Nuovi ruoli per le Autorità di settore 

Siamo ancora in una fase iniziale dell’Open Banking, cosa che impedisce di valutarne il potenziali effetti, per quanto sia facile intuirne l’impatto disruptive nei confronti di schemi tradizionali. Elemento di vitale importanza è catturare la fiducia del consumatore.

La Regolamentazione può rappresentare un fattore catalizzante creando l’ambiente per l’innovazione e gli strumenti più adatti alla sua tutela. Ove correttamente attirato verso queste nuove forme di fruizione dei servizi finanziari, egli ne determinerà il successo, dando impulso alla economia dei grandi ecosistemi e della digitalizzazione.

Anche al nostro paese si presenta questa opportunità. Dobbiamo capire al più presto se il grado di arretratezza della nostra condizione potrà costituire un elemento paradossalmente di vantaggio, per farci superare d’un balzo i ritardi, dato che alla velocità che sperimentiamo nella crescita dei pagamenti digitali non riusciremmo a chiudere il gap con gli altri paesi se non in alcuni decenni.

I limiti che abbiamo sperimentato nel nostro bancocentrismo (crisi bancarie, limitata offerta di prodotti, modalità di governance spesso in conflitto di interessi, arretratezza tecnologica, restrizioni nell’offerta di credito alle imprese, alti prezzi delle commissioni bancarie) richiedono una maggiore determinazione nell’adesione al quadro regolamentare che si va formando a livello europeo.

Resistere allo spostamento verso la nuova frontiera non solo porterebbe a riaffermare un potere monopolistico delle banche sui servizi finanziari, ma anche a consolidare ulteriori ritardi rispetto ai nostri bisogni di ammodernamento e sviluppo.

Siamo convinti che sia mancata finora una visione d’insieme che gli ultimi approcci governativi sul tema dei pagamenti digitali si propongono recuperare, anche accogliendo le azioni di indirizzo che la Commissione Europea sta avviando verso i singoli paesi.
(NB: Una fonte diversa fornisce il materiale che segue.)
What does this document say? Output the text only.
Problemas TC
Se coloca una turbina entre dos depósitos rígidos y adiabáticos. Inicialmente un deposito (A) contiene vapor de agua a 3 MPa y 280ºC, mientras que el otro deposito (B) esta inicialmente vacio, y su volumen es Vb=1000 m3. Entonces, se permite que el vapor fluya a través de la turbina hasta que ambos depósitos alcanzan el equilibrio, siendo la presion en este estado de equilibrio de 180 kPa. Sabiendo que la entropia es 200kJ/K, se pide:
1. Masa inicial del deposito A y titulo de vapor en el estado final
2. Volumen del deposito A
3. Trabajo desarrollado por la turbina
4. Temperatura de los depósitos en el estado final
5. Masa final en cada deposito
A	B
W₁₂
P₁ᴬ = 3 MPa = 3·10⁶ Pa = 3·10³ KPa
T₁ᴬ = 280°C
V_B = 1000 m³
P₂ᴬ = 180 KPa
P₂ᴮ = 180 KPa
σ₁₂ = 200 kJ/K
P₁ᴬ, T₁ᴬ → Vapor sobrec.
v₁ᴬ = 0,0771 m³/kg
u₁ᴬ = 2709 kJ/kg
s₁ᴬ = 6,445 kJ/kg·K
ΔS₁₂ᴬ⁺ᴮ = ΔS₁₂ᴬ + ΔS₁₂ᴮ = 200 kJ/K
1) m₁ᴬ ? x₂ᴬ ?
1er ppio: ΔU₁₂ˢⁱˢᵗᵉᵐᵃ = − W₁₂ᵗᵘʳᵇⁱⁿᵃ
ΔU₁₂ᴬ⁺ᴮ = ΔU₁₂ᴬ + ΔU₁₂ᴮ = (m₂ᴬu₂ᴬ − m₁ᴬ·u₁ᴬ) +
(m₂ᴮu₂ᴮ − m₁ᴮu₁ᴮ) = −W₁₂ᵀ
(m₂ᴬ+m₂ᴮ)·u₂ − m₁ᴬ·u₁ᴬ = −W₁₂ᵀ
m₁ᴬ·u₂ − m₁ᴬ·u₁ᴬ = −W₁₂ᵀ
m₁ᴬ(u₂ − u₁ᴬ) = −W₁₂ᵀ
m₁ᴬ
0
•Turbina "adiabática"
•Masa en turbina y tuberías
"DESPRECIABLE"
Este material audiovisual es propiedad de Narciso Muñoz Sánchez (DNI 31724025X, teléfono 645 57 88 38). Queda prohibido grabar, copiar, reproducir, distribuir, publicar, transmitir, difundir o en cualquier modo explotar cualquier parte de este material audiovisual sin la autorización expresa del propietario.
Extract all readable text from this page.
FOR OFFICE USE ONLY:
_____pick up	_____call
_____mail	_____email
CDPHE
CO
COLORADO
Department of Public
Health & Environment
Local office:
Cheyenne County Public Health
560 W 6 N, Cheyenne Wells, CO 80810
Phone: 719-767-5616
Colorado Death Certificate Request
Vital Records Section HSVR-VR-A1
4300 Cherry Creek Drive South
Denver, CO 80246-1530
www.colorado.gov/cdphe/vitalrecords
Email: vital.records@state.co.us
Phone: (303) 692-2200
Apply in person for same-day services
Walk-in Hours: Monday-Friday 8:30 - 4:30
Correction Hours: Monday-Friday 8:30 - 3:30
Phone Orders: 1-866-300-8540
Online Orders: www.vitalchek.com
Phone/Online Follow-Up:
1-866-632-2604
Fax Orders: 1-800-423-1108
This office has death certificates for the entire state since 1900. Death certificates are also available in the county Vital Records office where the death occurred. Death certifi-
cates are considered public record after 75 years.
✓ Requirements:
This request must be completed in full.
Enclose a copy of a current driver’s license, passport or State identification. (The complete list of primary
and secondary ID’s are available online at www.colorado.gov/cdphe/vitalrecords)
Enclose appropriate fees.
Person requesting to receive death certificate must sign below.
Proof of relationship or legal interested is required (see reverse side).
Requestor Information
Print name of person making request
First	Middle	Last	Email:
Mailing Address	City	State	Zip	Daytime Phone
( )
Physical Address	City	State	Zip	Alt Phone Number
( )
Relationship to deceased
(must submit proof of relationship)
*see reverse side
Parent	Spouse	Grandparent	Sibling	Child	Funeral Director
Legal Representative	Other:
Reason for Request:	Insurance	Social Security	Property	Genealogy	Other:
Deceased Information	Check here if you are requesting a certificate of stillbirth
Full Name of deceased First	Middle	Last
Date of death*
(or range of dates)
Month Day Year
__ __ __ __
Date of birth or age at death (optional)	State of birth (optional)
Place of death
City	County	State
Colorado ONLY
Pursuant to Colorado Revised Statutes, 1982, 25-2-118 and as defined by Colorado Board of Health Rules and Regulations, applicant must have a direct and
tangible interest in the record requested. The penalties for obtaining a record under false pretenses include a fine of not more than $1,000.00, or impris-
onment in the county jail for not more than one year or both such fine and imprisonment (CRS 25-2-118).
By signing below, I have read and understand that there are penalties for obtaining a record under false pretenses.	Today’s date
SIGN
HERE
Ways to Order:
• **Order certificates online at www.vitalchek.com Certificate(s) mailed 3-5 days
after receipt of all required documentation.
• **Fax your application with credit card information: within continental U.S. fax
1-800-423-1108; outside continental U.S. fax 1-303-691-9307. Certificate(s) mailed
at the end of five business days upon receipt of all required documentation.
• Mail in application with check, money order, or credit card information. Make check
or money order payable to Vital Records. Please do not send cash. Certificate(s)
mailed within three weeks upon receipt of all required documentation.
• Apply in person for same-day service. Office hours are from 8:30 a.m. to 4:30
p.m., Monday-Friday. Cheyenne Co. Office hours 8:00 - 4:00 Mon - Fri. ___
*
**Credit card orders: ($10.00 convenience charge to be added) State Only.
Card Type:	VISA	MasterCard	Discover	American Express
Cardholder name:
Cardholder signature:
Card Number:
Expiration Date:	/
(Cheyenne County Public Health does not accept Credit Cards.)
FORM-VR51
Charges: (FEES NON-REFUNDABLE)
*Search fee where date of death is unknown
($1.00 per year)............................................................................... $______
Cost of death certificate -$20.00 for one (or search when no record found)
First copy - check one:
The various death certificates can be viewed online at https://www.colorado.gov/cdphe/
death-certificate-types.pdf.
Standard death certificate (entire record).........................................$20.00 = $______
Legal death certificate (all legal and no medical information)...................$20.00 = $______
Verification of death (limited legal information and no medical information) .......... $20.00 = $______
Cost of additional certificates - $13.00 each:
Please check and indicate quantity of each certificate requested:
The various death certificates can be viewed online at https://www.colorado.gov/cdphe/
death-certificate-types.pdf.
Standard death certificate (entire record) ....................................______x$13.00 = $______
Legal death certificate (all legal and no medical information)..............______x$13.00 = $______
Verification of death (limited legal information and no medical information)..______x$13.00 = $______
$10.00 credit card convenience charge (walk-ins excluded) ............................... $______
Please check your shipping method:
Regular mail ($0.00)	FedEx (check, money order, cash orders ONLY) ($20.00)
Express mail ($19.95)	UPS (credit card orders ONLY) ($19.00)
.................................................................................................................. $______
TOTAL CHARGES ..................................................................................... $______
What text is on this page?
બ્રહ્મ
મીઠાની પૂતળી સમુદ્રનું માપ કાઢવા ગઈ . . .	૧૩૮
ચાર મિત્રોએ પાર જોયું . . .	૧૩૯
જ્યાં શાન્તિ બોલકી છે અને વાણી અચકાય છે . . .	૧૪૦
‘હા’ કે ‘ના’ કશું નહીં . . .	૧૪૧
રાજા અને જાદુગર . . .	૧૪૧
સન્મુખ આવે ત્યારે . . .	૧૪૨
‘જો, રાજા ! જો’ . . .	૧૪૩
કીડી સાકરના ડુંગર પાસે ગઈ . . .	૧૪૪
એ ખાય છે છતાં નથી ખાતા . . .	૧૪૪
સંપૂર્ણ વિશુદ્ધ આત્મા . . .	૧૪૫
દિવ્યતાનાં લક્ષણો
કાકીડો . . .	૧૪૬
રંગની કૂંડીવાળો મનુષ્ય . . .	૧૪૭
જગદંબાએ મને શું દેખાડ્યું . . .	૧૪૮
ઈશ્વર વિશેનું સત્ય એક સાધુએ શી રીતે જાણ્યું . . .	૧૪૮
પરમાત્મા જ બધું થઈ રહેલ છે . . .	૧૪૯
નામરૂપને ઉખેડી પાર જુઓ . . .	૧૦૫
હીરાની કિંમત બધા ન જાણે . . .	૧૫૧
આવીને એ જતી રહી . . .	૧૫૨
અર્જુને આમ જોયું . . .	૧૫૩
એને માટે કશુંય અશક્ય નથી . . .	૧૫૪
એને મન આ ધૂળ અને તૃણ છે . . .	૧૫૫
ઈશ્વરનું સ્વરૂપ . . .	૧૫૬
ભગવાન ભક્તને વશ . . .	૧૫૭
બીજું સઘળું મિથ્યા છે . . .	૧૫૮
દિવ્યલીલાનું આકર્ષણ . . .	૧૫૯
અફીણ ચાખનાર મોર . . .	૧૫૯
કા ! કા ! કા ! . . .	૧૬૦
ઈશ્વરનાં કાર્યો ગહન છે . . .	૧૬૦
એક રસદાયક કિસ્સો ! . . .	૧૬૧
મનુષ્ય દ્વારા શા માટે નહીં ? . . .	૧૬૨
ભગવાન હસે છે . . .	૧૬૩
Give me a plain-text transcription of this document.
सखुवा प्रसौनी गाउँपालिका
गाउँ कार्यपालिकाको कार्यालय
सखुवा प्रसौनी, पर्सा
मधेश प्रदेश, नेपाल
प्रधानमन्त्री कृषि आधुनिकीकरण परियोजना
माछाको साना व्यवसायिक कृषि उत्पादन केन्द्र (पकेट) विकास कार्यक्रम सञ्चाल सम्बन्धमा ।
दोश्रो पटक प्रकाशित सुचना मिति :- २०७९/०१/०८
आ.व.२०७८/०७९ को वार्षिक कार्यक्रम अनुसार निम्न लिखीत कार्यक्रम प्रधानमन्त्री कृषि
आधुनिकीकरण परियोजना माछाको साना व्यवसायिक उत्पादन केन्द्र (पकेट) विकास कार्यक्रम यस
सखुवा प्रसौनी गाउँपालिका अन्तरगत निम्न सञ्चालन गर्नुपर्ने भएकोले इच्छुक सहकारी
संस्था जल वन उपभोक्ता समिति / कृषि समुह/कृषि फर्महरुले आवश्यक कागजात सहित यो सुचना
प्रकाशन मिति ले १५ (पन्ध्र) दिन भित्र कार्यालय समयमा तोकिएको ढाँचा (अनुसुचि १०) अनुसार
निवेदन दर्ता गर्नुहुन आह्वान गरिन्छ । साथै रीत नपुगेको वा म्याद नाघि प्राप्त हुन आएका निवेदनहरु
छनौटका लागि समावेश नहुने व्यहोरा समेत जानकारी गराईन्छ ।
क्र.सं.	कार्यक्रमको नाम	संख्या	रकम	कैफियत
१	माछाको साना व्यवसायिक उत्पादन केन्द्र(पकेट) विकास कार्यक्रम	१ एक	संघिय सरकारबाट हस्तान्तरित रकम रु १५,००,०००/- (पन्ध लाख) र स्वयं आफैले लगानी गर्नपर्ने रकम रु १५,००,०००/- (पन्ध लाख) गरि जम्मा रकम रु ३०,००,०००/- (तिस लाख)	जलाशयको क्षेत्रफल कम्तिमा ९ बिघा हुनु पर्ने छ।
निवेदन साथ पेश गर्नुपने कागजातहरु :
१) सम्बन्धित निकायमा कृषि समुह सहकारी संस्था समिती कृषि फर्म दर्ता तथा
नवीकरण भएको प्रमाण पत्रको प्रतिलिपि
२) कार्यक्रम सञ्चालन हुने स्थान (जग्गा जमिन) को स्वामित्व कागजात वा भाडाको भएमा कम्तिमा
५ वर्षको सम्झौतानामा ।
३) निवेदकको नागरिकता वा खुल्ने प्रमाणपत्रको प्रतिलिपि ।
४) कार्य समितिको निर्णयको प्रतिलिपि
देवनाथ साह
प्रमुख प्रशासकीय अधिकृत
Una strategia complessiva basata su una serie di strumenti di intervento in stretta interazione tra di loro può creare un contesto maggiormente proattivo per far crescere l’attitudine verso i pagamenti digitali e più in generale verso il soddisfacimento delle esigenze finanziarie con più ampie possibilità di scelta per il consumatore.

Auspichiamo che anche le nostre Autorità di settore siano più incisive nello spronare il sistema finanziario italiano verso questi nuovi traguardi, anche applicando criteri di effettiva proporzionalità delle norme rivolte ai nuovi soggetti, affinché possano competere ad armi pari con le banche.

Resta il monopolio bancario nella fase del regolamento delle transazioni, cosa che impedisce agli altri operatori (Istituti di pagamento e di moneta elettronica di matrice non bancaria) di entrare con parità di condizioni nella gestione end-to-end dell’intero processo.

Quanto alla innovazione tecnologica, la novità più recente è rappresentata dalla decisione della Banca d’Italia di seguire con maggiore sistematicità le evoluzioni in materia di Fintech, ponendosi come osservatore diretto di infrastrutture come il Fintech District.

In Italia, diversamente da quanto avvenuto in Inghilterra per effetto dell’intervento delle Autorità, si è avuto l’avvio su base consortile dell’iniziativa CBI Globe che ha consentito di attirare molte banche per sviluppare i servizi obbligatori dispositivi e informativi, introdotti dalla PSD2, con l’obiettivo di integrare a mezzo di API anche quelli di altre industrie e della pubblica amministrazione.

Dobbiamo fare delle innovazioni qui brevemente raccontate una cultura finanziaria in grado di diffondersi presto tra i cittadini. Esse rappresentano l’asse portante per il superamento dei nostri ritardi e per rendere più integrata e consapevole la partecipazione di tutti noi a servizi finanziari moderni, fruibili e trasparenti, alla condizione imprescindibile che il consumatore finale possa beneficiare di prezzi delle transazioni sempre più ridotti.